Brown has dismissed as baseless and malicious allegations published in a Sunday newspaper that he had terrified staff by shouting abuse at them and in some cases had physically intimidated them.
The claims appeared in extracts from a book by a political journalist.
The head of a charity set up to counter workplace bullying said there had been "two or more" calls to its helpline from the prime minister's office but said she was not accusing Brown of being a bully. She did not say when the complaints were made.
The allegations have overshadowed a Labour poll recovery which has seen the ruling party, in power since 1997, narrow the gap on the Conservatives to six points -- a margin that could lead to a hung parliament in which no party has an absolute majority.
With an election to be held by June, the stories have inevitably sharpened the focus on Brown's character as a leader and provoked a political slanging match.
"They are very serious matters and I'm sure that Number 10 Downing Street and the civil service in some way will want to have some sort of inquiry to try and get to the bottom of what has happened here," opposition Conservative leader David Cameron told reporters.

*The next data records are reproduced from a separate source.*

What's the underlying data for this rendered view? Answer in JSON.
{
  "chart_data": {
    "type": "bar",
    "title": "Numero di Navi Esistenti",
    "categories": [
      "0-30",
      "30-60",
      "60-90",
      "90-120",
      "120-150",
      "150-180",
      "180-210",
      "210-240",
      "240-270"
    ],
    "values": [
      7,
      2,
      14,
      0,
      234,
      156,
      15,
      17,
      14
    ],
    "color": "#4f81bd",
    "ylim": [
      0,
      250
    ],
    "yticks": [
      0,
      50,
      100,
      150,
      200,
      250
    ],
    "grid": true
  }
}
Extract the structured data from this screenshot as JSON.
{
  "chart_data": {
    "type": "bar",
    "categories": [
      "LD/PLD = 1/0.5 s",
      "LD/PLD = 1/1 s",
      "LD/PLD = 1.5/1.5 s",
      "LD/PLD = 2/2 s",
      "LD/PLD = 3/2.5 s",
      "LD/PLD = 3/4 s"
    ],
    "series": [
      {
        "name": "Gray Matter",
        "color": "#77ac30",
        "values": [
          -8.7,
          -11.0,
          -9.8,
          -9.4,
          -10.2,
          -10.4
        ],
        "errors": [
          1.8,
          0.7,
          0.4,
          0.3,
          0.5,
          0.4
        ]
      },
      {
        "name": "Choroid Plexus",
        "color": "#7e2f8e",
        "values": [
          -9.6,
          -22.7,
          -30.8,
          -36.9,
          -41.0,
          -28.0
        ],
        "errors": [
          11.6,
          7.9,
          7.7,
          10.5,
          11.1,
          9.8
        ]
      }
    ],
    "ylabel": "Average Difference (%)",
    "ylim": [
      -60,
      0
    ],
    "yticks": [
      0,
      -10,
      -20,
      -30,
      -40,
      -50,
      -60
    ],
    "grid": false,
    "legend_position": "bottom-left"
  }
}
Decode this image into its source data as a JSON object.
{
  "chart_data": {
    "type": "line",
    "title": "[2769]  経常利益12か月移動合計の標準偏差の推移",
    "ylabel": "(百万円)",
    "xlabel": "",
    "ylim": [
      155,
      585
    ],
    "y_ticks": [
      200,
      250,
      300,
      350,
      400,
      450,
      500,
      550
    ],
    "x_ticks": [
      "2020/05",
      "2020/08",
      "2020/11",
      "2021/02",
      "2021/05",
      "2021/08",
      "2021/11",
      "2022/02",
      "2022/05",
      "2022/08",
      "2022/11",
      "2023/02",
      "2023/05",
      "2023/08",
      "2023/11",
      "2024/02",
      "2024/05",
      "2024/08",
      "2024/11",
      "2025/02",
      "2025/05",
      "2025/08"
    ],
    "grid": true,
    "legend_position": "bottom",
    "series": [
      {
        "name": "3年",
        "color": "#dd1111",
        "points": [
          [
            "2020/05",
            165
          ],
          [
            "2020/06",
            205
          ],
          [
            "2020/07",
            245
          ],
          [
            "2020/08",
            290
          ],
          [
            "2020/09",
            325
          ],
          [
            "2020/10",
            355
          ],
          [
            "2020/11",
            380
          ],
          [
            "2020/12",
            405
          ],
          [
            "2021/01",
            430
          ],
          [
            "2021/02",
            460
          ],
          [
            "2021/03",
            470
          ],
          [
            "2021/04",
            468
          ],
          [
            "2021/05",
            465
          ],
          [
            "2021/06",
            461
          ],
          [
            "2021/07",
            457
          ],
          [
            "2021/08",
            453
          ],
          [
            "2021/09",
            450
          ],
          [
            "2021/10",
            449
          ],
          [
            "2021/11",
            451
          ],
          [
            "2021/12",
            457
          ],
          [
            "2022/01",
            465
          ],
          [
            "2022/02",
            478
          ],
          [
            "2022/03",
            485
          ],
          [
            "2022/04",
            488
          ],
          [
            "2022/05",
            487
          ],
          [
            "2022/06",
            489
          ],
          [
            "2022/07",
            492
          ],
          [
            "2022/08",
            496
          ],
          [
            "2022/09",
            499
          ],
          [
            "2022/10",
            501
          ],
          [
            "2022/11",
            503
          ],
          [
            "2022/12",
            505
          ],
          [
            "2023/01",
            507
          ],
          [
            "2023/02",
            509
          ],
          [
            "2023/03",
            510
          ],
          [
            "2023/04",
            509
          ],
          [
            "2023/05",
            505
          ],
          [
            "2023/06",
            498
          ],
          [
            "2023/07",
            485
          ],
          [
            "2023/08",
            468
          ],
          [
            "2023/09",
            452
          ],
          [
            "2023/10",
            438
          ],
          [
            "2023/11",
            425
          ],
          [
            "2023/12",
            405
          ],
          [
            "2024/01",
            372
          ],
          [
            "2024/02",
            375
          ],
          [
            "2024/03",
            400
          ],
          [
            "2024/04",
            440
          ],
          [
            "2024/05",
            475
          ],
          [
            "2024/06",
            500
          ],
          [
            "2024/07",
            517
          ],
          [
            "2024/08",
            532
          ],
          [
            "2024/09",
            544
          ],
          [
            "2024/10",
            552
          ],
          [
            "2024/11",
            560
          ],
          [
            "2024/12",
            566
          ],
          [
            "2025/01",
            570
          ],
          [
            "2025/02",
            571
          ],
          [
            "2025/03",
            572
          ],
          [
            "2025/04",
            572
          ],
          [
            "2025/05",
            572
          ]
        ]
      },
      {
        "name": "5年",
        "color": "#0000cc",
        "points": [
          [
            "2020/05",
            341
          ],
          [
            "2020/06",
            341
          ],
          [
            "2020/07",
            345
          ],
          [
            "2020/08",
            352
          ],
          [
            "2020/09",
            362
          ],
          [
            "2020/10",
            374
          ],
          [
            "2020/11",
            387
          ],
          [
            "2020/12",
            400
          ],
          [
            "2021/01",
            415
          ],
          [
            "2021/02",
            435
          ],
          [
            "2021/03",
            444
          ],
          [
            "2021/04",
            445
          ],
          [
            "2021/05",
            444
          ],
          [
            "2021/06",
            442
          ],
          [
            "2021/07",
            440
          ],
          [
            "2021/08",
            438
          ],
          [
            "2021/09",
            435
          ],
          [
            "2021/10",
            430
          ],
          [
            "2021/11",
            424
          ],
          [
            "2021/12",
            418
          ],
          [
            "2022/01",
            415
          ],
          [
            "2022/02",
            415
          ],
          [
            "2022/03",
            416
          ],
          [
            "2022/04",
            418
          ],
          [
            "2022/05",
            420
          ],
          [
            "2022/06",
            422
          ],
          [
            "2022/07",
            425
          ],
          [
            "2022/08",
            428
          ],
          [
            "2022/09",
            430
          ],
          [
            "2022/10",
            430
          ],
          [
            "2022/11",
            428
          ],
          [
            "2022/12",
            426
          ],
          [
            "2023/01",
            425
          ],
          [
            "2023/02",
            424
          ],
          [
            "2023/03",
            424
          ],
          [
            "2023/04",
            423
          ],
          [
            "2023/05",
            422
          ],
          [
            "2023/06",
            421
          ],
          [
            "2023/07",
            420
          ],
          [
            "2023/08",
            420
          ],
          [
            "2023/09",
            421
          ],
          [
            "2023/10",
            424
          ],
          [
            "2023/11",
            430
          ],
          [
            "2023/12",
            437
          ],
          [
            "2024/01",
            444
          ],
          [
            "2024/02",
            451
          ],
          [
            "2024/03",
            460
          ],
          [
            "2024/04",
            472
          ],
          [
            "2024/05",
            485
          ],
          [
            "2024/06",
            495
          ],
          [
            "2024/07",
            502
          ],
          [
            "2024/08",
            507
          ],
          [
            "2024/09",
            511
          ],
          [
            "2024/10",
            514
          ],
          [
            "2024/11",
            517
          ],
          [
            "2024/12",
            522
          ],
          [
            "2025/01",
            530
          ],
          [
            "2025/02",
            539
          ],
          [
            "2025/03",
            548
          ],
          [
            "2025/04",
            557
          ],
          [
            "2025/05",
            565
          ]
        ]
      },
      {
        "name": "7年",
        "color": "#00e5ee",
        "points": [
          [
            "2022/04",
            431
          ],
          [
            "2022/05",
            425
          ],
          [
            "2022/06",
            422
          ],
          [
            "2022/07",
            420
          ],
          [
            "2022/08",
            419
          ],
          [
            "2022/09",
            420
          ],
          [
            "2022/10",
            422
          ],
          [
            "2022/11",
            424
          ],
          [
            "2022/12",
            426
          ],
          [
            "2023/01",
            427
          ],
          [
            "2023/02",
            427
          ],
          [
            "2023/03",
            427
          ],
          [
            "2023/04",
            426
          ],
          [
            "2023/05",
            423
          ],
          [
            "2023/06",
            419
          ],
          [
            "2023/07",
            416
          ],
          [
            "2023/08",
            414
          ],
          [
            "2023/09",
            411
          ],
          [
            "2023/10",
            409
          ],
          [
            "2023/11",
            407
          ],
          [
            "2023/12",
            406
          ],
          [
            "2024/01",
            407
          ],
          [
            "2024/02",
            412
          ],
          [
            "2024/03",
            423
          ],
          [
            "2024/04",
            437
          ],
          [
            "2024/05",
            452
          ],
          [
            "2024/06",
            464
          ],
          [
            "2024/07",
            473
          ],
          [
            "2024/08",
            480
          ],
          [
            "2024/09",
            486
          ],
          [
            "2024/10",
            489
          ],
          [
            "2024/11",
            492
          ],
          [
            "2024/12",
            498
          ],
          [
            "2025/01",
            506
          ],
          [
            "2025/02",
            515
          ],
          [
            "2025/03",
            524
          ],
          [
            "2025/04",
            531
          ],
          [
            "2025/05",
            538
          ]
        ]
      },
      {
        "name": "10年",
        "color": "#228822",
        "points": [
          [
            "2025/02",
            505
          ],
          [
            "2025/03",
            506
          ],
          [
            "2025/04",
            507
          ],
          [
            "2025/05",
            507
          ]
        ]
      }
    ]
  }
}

GOVERNMENT RULES OUT INQUIRY
The prime minister's spokesman told reporters that he did not believe there was a culture of bullying or intimidation in Brown's office, denying there had been any formal complaints.
"We don't see any need to have an inquiry," he told reporters, adding that Cabinet Secretary Gus O'Donnell, Britain's most senior civil servant, shared his view.
Brown also denied he had been reprimanded over his behaviour towards staff.
"The cabinet secretary has made it clear that he's had no inquiries, there's been no reprimand, there's been no private message to me ... (The) story is completely wrong," he said in an interview with The Economist magazine published online.
Business Secretary Peter Mandelson said Brown appeared to be the victim of a political campaign.
"We've got a country to run, that's what's important to us. Nobody bullies, nobody tolerates bullying in this government, in any part of this government, period, zero, and that's it, OK?," Mandelson told reporters at an investment conference in London.
Brown, 59, replaced Tony Blair in mid-term in 2007 after serving as his finance minister for a decade. Brown is often portrayed as intense and brooding. Critics, some within his own party, say he is an electoral liability.
Brown must call an election by June, with May 6 seen as the likely poll date.